Monday, September 26, 2011

Obama's tax proposal not "playing to base"

In the last couple weeks, President Obama has advocated plans to pay for his jobs bill and to pay down the deficit by raising taxes on the rich. Many in the media have interpreted this to be Obama "playing to his base". The New York Times' David Brooks laments that Obama's proposal will "fire up liberals but are designed to enrage moderates and conservatives." The theory goes that Progressives are upset over not getting as much as they wanted during Obama's administration, and he's trying to make them happy by waging class warfare, moderates be damned.

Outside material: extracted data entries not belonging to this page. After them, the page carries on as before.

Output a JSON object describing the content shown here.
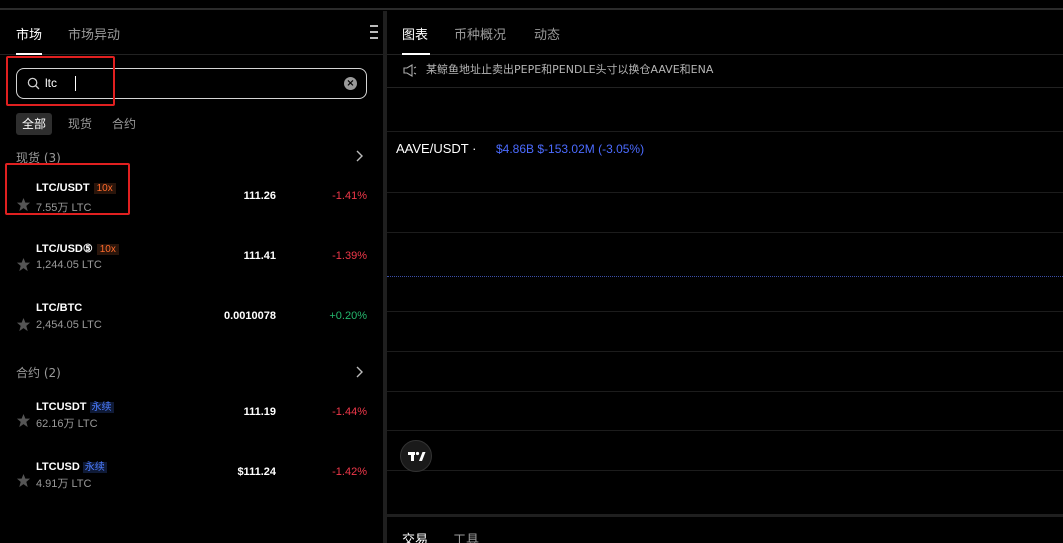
{
  "market_panel": {
    "tabs": [
      {
        "label": "市场",
        "active": true
      },
      {
        "label": "市场异动",
        "active": false
      }
    ],
    "more_icon": "vertical-bars-icon",
    "search": {
      "value": "ltc",
      "icon": "search-icon",
      "clear_icon": "clear-icon"
    },
    "filters": [
      {
        "label": "全部",
        "active": true
      },
      {
        "label": "现货",
        "active": false
      },
      {
        "label": "合约",
        "active": false
      }
    ],
    "spot_section": {
      "title": "现货 (3)",
      "rows": [
        {
          "symbol": "LTC/USDT",
          "tag": "10x",
          "volume": "7.55万 LTC",
          "price": "111.26",
          "change": "-1.41%",
          "direction": "down"
        },
        {
          "symbol": "LTC/USD⑤",
          "tag": "10x",
          "volume": "1,244.05 LTC",
          "price": "111.41",
          "change": "-1.39%",
          "direction": "down"
        },
        {
          "symbol": "LTC/BTC",
          "tag": "",
          "volume": "2,454.05 LTC",
          "price": "0.0010078",
          "change": "+0.20%",
          "direction": "up"
        }
      ]
    },
    "futures_section": {
      "title": "合约 (2)",
      "rows": [
        {
          "symbol": "LTCUSDT",
          "tag": "永续",
          "volume": "62.16万 LTC",
          "price": "111.19",
          "change": "-1.44%",
          "direction": "down"
        },
        {
          "symbol": "LTCUSD",
          "tag": "永续",
          "volume": "4.91万 LTC",
          "price": "$111.24",
          "change": "-1.42%",
          "direction": "down"
        }
      ]
    }
  },
  "chart_panel": {
    "tabs": [
      {
        "label": "图表",
        "active": true
      },
      {
        "label": "币种概况",
        "active": false
      },
      {
        "label": "动态",
        "active": false
      }
    ],
    "news": {
      "icon": "speaker-icon",
      "text": "某鲸鱼地址止卖出PEPE和PENDLE头寸以换仓AAVE和ENA"
    },
    "pair_title": "AAVE/USDT ·",
    "pair_stats": "$4.86B  $-153.02M (-3.05%)",
    "tv_logo": "tradingview-logo-icon",
    "bottom_tabs": [
      {
        "label": "交易",
        "active": true
      },
      {
        "label": "工具",
        "active": false
      }
    ]
  },
  "colors": {
    "background": "#000000",
    "negative": "#f0384a",
    "positive": "#25b86e",
    "accent_blue": "#4b6bff",
    "leverage_tag": "#ff6a2b",
    "highlight_box": "#e02020"
  }
}
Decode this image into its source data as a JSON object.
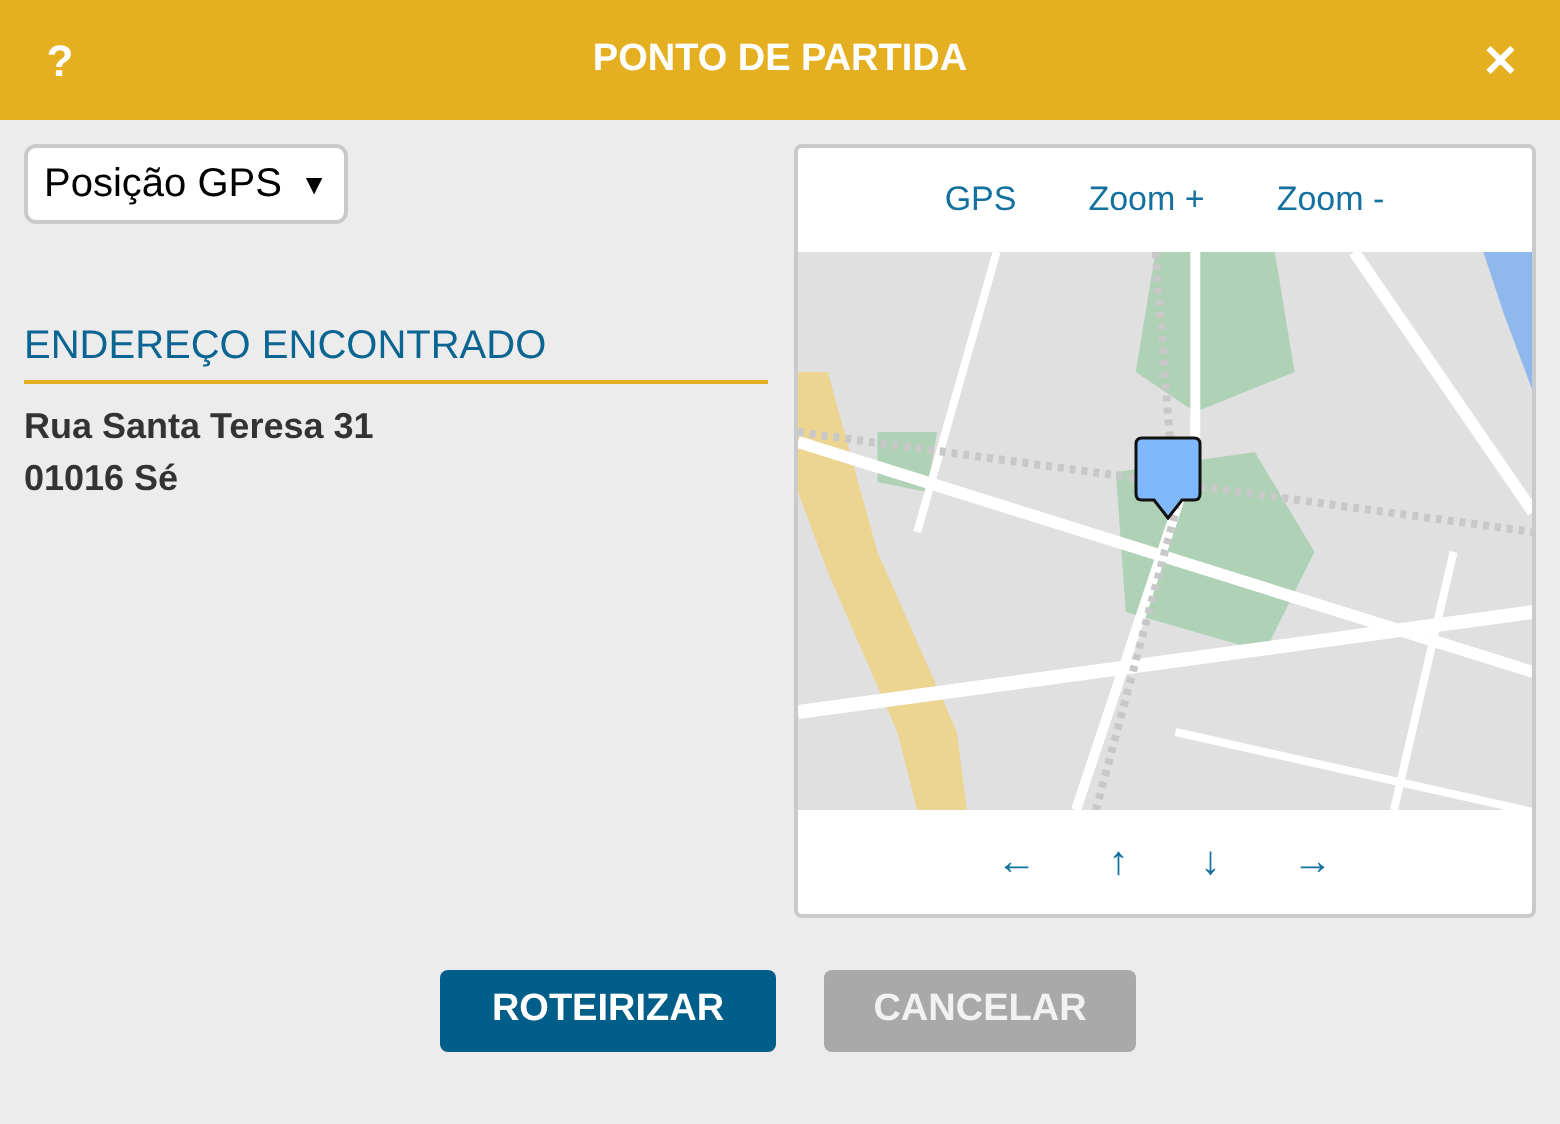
{
  "header": {
    "help": "?",
    "title": "PONTO DE PARTIDA",
    "close": "✕"
  },
  "source_select": {
    "value": "Posição GPS",
    "caret": "▼"
  },
  "address": {
    "heading": "ENDEREÇO ENCONTRADO",
    "lines": [
      "Rua Santa Teresa 31",
      "01016 Sé"
    ]
  },
  "map": {
    "controls": [
      "GPS",
      "Zoom +",
      "Zoom -"
    ],
    "kind": "picture",
    "pan_buttons": [
      "←",
      "↑",
      "↓",
      "→"
    ]
  },
  "buttons": [
    {
      "label": "ROTEIRIZAR",
      "kind": "primary"
    },
    {
      "label": "CANCELAR",
      "kind": "secondary"
    }
  ]
}
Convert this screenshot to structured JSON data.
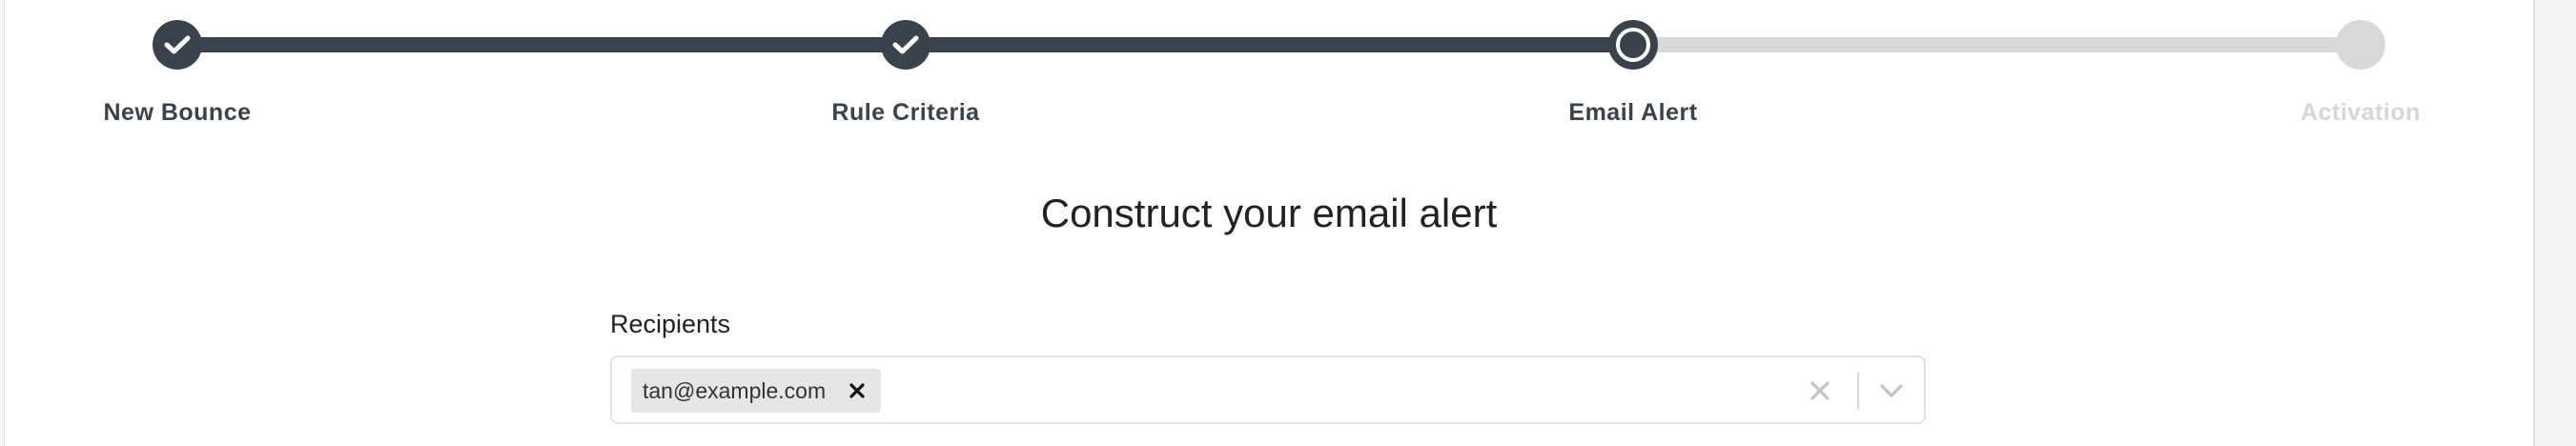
{
  "stepper": {
    "steps": [
      {
        "label": "New Bounce",
        "state": "done"
      },
      {
        "label": "Rule Criteria",
        "state": "done"
      },
      {
        "label": "Email Alert",
        "state": "current"
      },
      {
        "label": "Activation",
        "state": "todo"
      }
    ]
  },
  "form": {
    "heading": "Construct your email alert",
    "recipients_label": "Recipients",
    "recipients": [
      {
        "email": "tan@example.com"
      }
    ]
  },
  "icons": {
    "done_step": "check-icon",
    "chip_remove": "close-icon",
    "clear": "clear-icon",
    "dropdown": "chevron-down-icon"
  },
  "colors": {
    "active": "#3a434c",
    "inactive": "#d8d8d8"
  }
}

It would seem that raising taxes on the wealthy is the sort of thing that would only appeal to pinko-liberal commies like me, and that by advocating tax increases for the rich, Obama is abandoning his long record of compromise and seeking the center (working with Republicans to cut spending, pushing for "grand bargain" with Boehner, not advocating a public option, agreeing to extend Bush's tax cuts, etc).

However, this is clearly not the case, based on recent polling (New York Times (.pdf), Washington Post, NBC/Wall Street Journal (.pdf), Gallup). Depending on how the question is asked, between 54% and 80% of moderates and independents favor these tax increases.

Obama's electoral strategy, as previously discussed, will likely depend on portraying himself as the "adult in the room" trying to govern the nation while Republicans refuse to compromise. Republicans would be helped by stories of Obama playing to his base. But the numbers show that's not what he's doing.


Anonymous said...

Why does being a play for moderates prohibit it from also being a play to his base?

PoliticalDoctor said...

The articles from The Hill and David Brooks state that Obama's plan would not be attractive to moderates, which is just not true. If something is overwhelmingly popular with everyone who's not a fairly-hardcore conservative, it doesn't make sense to say, as the articles do, that he's abandoning the middle and going hard left.